Wednesday, May 18, 2011
What makes a real conservationist?
You know you're a REAL conservationist when you:
1) support habitat acquisition. Buying a Duck Stamp; being a member of The Nature Conservancy; paying admission fees into parks, refuges, and other areas managed for wildlife; becoming a member of "friends" organizations supporting your favorite refuges and parks--all these count. The more you contribute, the more land conservation you're supporting.
2) never ever use lead shot, bullets, or fishing tackle anywhere in the outdoors where any wildlife lives. That includes outdoor target and skeet shooting.
3) do your level best to retrieve every inch of monofilament fishing line, and cut it up into tiny lengths before properly disposing of it.
4) drive at the slowest speed that is safe, courteous, and convenient. Collisions with cars kill a lot of birds. And oil exploration, drilling, transporting, and refining exact a heavy toll on the environment that wildlife shares with us.
5) conserve electricity.
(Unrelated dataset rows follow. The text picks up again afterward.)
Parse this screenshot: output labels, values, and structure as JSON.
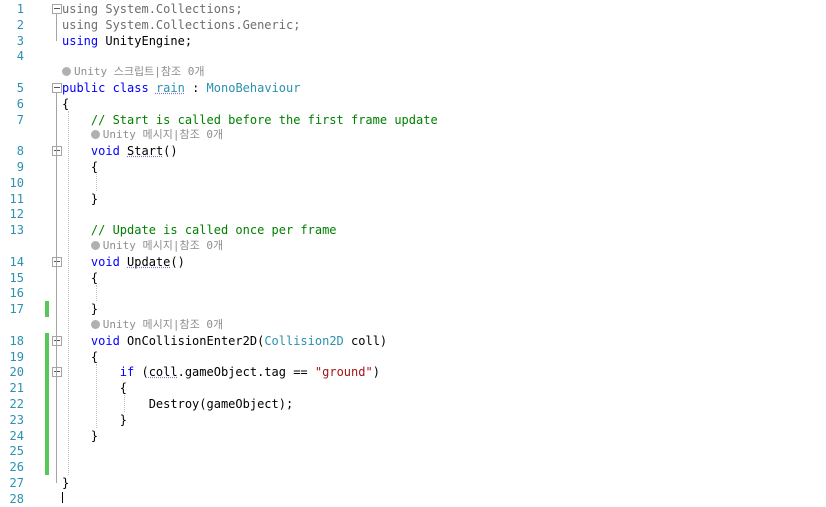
{
  "editor": {
    "language": "csharp",
    "lines": [
      {
        "num": "1",
        "segments": [
          {
            "t": "using",
            "c": "d"
          },
          {
            "t": " System.Collections;",
            "c": "d"
          }
        ]
      },
      {
        "num": "2",
        "segments": [
          {
            "t": "using",
            "c": "d"
          },
          {
            "t": " System.Collections.Generic;",
            "c": "d"
          }
        ]
      },
      {
        "num": "3",
        "segments": [
          {
            "t": "using",
            "c": "k"
          },
          {
            "t": " UnityEngine;",
            "c": ""
          }
        ]
      },
      {
        "num": "4",
        "segments": []
      },
      {
        "lens": "Unity 스크립트|참조 0개"
      },
      {
        "num": "5",
        "segments": [
          {
            "t": "public",
            "c": "k"
          },
          {
            "t": " ",
            "c": ""
          },
          {
            "t": "class",
            "c": "k"
          },
          {
            "t": " ",
            "c": ""
          },
          {
            "t": "rain",
            "c": "t sq"
          },
          {
            "t": " : ",
            "c": ""
          },
          {
            "t": "MonoBehaviour",
            "c": "t"
          }
        ]
      },
      {
        "num": "6",
        "segments": [
          {
            "t": "{",
            "c": ""
          }
        ]
      },
      {
        "num": "7",
        "segments": [
          {
            "t": "    // Start is called before the first frame update",
            "c": "c"
          }
        ]
      },
      {
        "lens": "Unity 메시지|참조 0개"
      },
      {
        "num": "8",
        "segments": [
          {
            "t": "    ",
            "c": ""
          },
          {
            "t": "void",
            "c": "k"
          },
          {
            "t": " ",
            "c": ""
          },
          {
            "t": "Start",
            "c": "sq"
          },
          {
            "t": "()",
            "c": ""
          }
        ]
      },
      {
        "num": "9",
        "segments": [
          {
            "t": "    {",
            "c": ""
          }
        ]
      },
      {
        "num": "10",
        "segments": []
      },
      {
        "num": "11",
        "segments": [
          {
            "t": "    }",
            "c": ""
          }
        ]
      },
      {
        "num": "12",
        "segments": []
      },
      {
        "num": "13",
        "segments": [
          {
            "t": "    // Update is called once per frame",
            "c": "c"
          }
        ]
      },
      {
        "lens": "Unity 메시지|참조 0개"
      },
      {
        "num": "14",
        "segments": [
          {
            "t": "    ",
            "c": ""
          },
          {
            "t": "void",
            "c": "k"
          },
          {
            "t": " ",
            "c": ""
          },
          {
            "t": "Update",
            "c": "sq"
          },
          {
            "t": "()",
            "c": ""
          }
        ]
      },
      {
        "num": "15",
        "segments": [
          {
            "t": "    {",
            "c": ""
          }
        ]
      },
      {
        "num": "16",
        "segments": []
      },
      {
        "num": "17",
        "segments": [
          {
            "t": "    }",
            "c": ""
          }
        ]
      },
      {
        "lens": "Unity 메시지|참조 0개"
      },
      {
        "num": "18",
        "segments": [
          {
            "t": "    ",
            "c": ""
          },
          {
            "t": "void",
            "c": "k"
          },
          {
            "t": " OnCollisionEnter2D(",
            "c": ""
          },
          {
            "t": "Collision2D",
            "c": "t"
          },
          {
            "t": " coll)",
            "c": ""
          }
        ]
      },
      {
        "num": "19",
        "segments": [
          {
            "t": "    {",
            "c": ""
          }
        ]
      },
      {
        "num": "20",
        "segments": [
          {
            "t": "        ",
            "c": ""
          },
          {
            "t": "if",
            "c": "k"
          },
          {
            "t": " (",
            "c": ""
          },
          {
            "t": "coll",
            "c": "sq"
          },
          {
            "t": ".gameObject.tag == ",
            "c": ""
          },
          {
            "t": "\"ground\"",
            "c": "s"
          },
          {
            "t": ")",
            "c": ""
          }
        ]
      },
      {
        "num": "21",
        "segments": [
          {
            "t": "        {",
            "c": ""
          }
        ]
      },
      {
        "num": "22",
        "segments": [
          {
            "t": "            Destroy(gameObject);",
            "c": ""
          }
        ]
      },
      {
        "num": "23",
        "segments": [
          {
            "t": "        }",
            "c": ""
          }
        ]
      },
      {
        "num": "24",
        "segments": [
          {
            "t": "    }",
            "c": ""
          }
        ]
      },
      {
        "num": "25",
        "segments": []
      },
      {
        "num": "26",
        "segments": []
      },
      {
        "num": "27",
        "segments": [
          {
            "t": "}",
            "c": ""
          }
        ]
      },
      {
        "num": "28",
        "segments": []
      }
    ]
  },
  "colors": {
    "keyword": "#0000ff",
    "type": "#2b91af",
    "string": "#a31515",
    "comment": "#008000",
    "unused_using": "#6e6e6e",
    "line_number": "#2b91af",
    "change_bar": "#57c757",
    "codelens": "#8e8e8e"
  },
  "icons": {
    "codelens": "unity-circle-icon",
    "fold": "collapse-minus-icon"
  }
}
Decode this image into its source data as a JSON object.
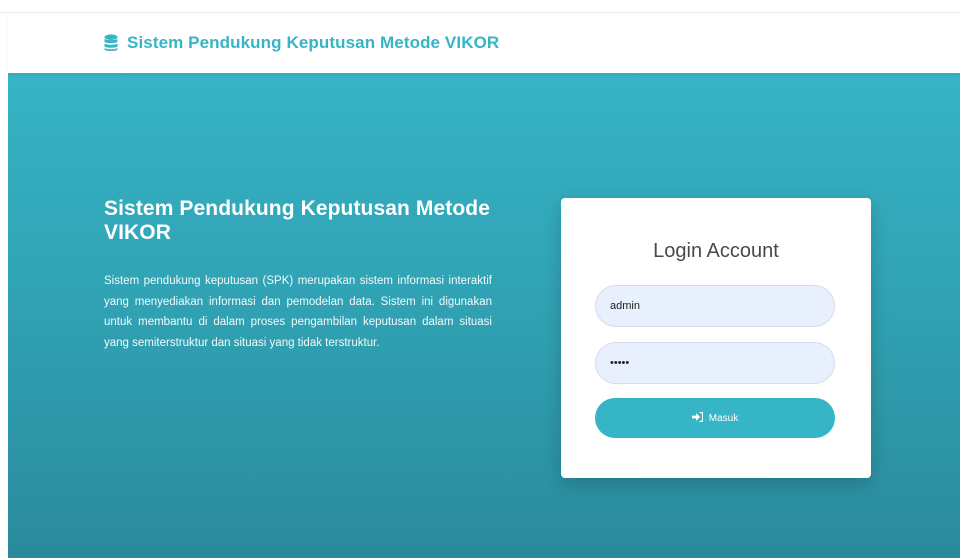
{
  "navbar": {
    "brand_icon": "database-icon",
    "brand_title": "Sistem Pendukung Keputusan Metode VIKOR",
    "brand_color": "#35b5c6"
  },
  "hero": {
    "gradient_top": "#36b4c6",
    "gradient_bottom": "#2a8a9c",
    "title": "Sistem Pendukung Keputusan Metode VIKOR",
    "description": "Sistem pendukung keputusan (SPK) merupakan sistem informasi interaktif yang menyediakan informasi dan pemodelan data. Sistem ini digunakan untuk membantu di dalam proses pengambilan keputusan dalam situasi yang semiterstruktur dan situasi yang tidak terstruktur."
  },
  "login": {
    "title": "Login Account",
    "username_value": "admin",
    "password_value": "admin",
    "submit_icon": "sign-in-icon",
    "submit_label": "Masuk",
    "button_color": "#35b5c6",
    "input_bg": "#e8f0fe"
  }
}
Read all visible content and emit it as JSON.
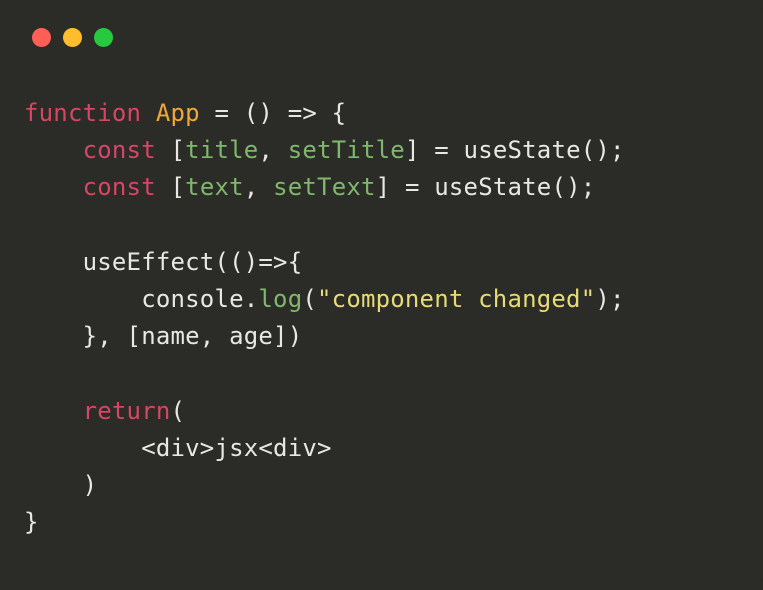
{
  "window": {
    "traffic_lights": [
      "close",
      "minimize",
      "zoom"
    ]
  },
  "code": {
    "line1": {
      "kw_function": "function",
      "fn_name": "App",
      "rest": " = () => {"
    },
    "line2": {
      "indent": "    ",
      "kw_const": "const",
      "bracket_open": " [",
      "id_title": "title",
      "comma": ", ",
      "id_setTitle": "setTitle",
      "bracket_close": "] = ",
      "call": "useState();"
    },
    "line3": {
      "indent": "    ",
      "kw_const": "const",
      "bracket_open": " [",
      "id_text": "text",
      "comma": ", ",
      "id_setText": "setText",
      "bracket_close": "] = ",
      "call": "useState();"
    },
    "line5": {
      "indent": "    ",
      "text": "useEffect(()=>{"
    },
    "line6": {
      "indent": "        ",
      "obj": "console",
      "dot": ".",
      "method": "log",
      "paren": "(",
      "str": "\"component changed\"",
      "close": ");"
    },
    "line7": {
      "indent": "    ",
      "text": "}, [name, age])"
    },
    "line9": {
      "indent": "    ",
      "kw_return": "return",
      "paren": "("
    },
    "line10": {
      "indent": "        ",
      "text": "<div>jsx<div>"
    },
    "line11": {
      "indent": "    ",
      "text": ")"
    },
    "line12": {
      "text": "}"
    }
  }
}
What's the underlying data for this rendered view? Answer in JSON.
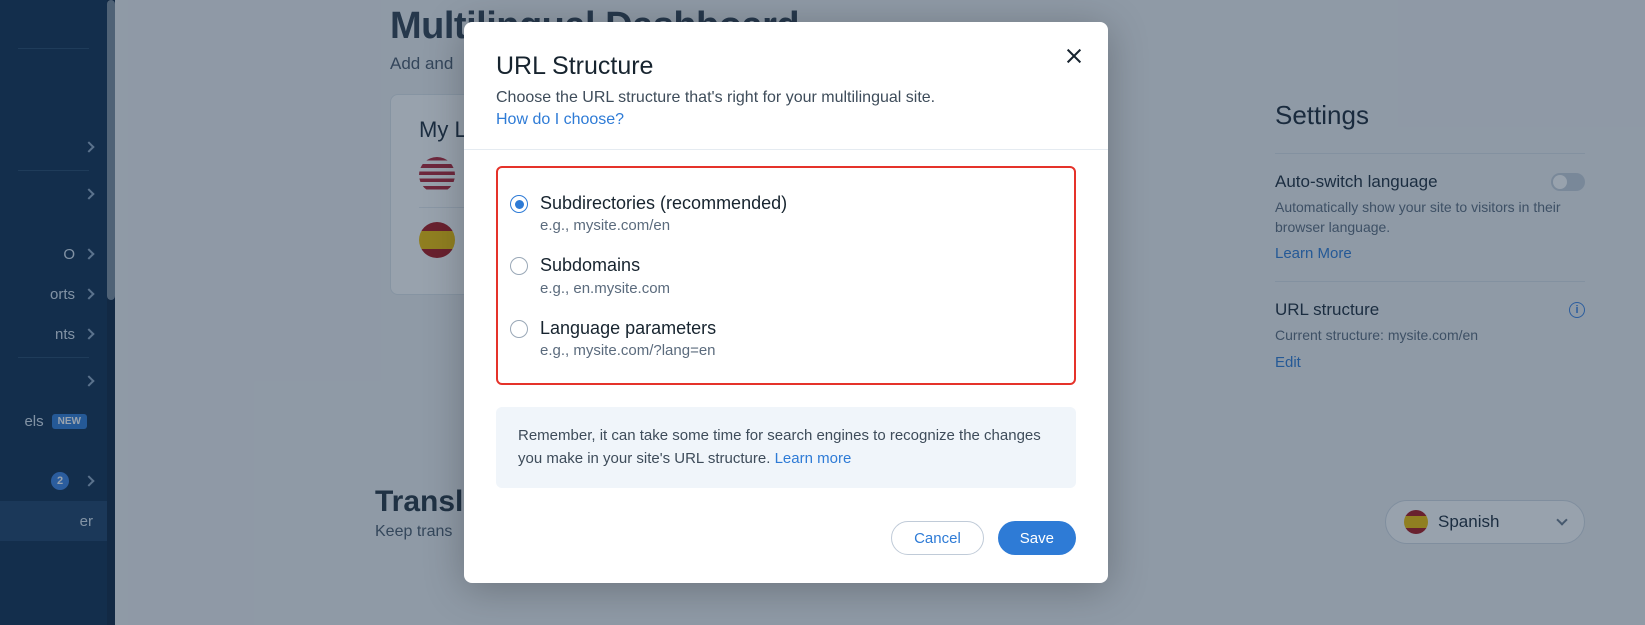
{
  "page": {
    "title": "Multilingual Dashboard",
    "subtitle": "Add and ",
    "my_languages": "My Languages"
  },
  "nav": {
    "items": [
      "",
      "",
      "O",
      "orts",
      "nts",
      "",
      "els",
      "",
      "er"
    ],
    "badge_new": "NEW",
    "count": "2"
  },
  "settings": {
    "title": "Settings",
    "auto_switch": {
      "label": "Auto-switch language",
      "desc": "Automatically show your site to visitors in their browser language.",
      "learn_more": "Learn More"
    },
    "url_structure": {
      "label": "URL structure",
      "current": "Current structure: mysite.com/en",
      "edit": "Edit"
    }
  },
  "translate": {
    "title": "Transla",
    "subtitle": "Keep trans",
    "selected_lang": "Spanish"
  },
  "modal": {
    "title": "URL Structure",
    "subtitle": "Choose the URL structure that's right for your multilingual site.",
    "help_link": "How do I choose?",
    "options": [
      {
        "label": "Subdirectories (recommended)",
        "eg": "e.g., mysite.com/en",
        "selected": true
      },
      {
        "label": "Subdomains",
        "eg": "e.g., en.mysite.com",
        "selected": false
      },
      {
        "label": "Language parameters",
        "eg": "e.g., mysite.com/?lang=en",
        "selected": false
      }
    ],
    "info": "Remember, it can take some time for search engines to recognize the changes you make in your site's URL structure. ",
    "info_link": "Learn more",
    "cancel": "Cancel",
    "save": "Save"
  }
}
Mining for coal, gas extraction, hydroelectric dams, and wind turbines each kill a lot of birds directly and/or indirectly. The more energy we conserve, the less we need to produce.
6) if you're a landowner, delay mowing pastures and fields until August, or mid-July at the earliest, if humanly possible.
7) you support Cats Indoors.
8) let candidates for office know that conservation is a very important political issue to you.
9) let your religious leaders know that protection of wildlife and the environment is a moral and ethical imperative.
(I'll add to this as time permits. A lot of information about these and other issues is in 101 Ways to Help Birds.)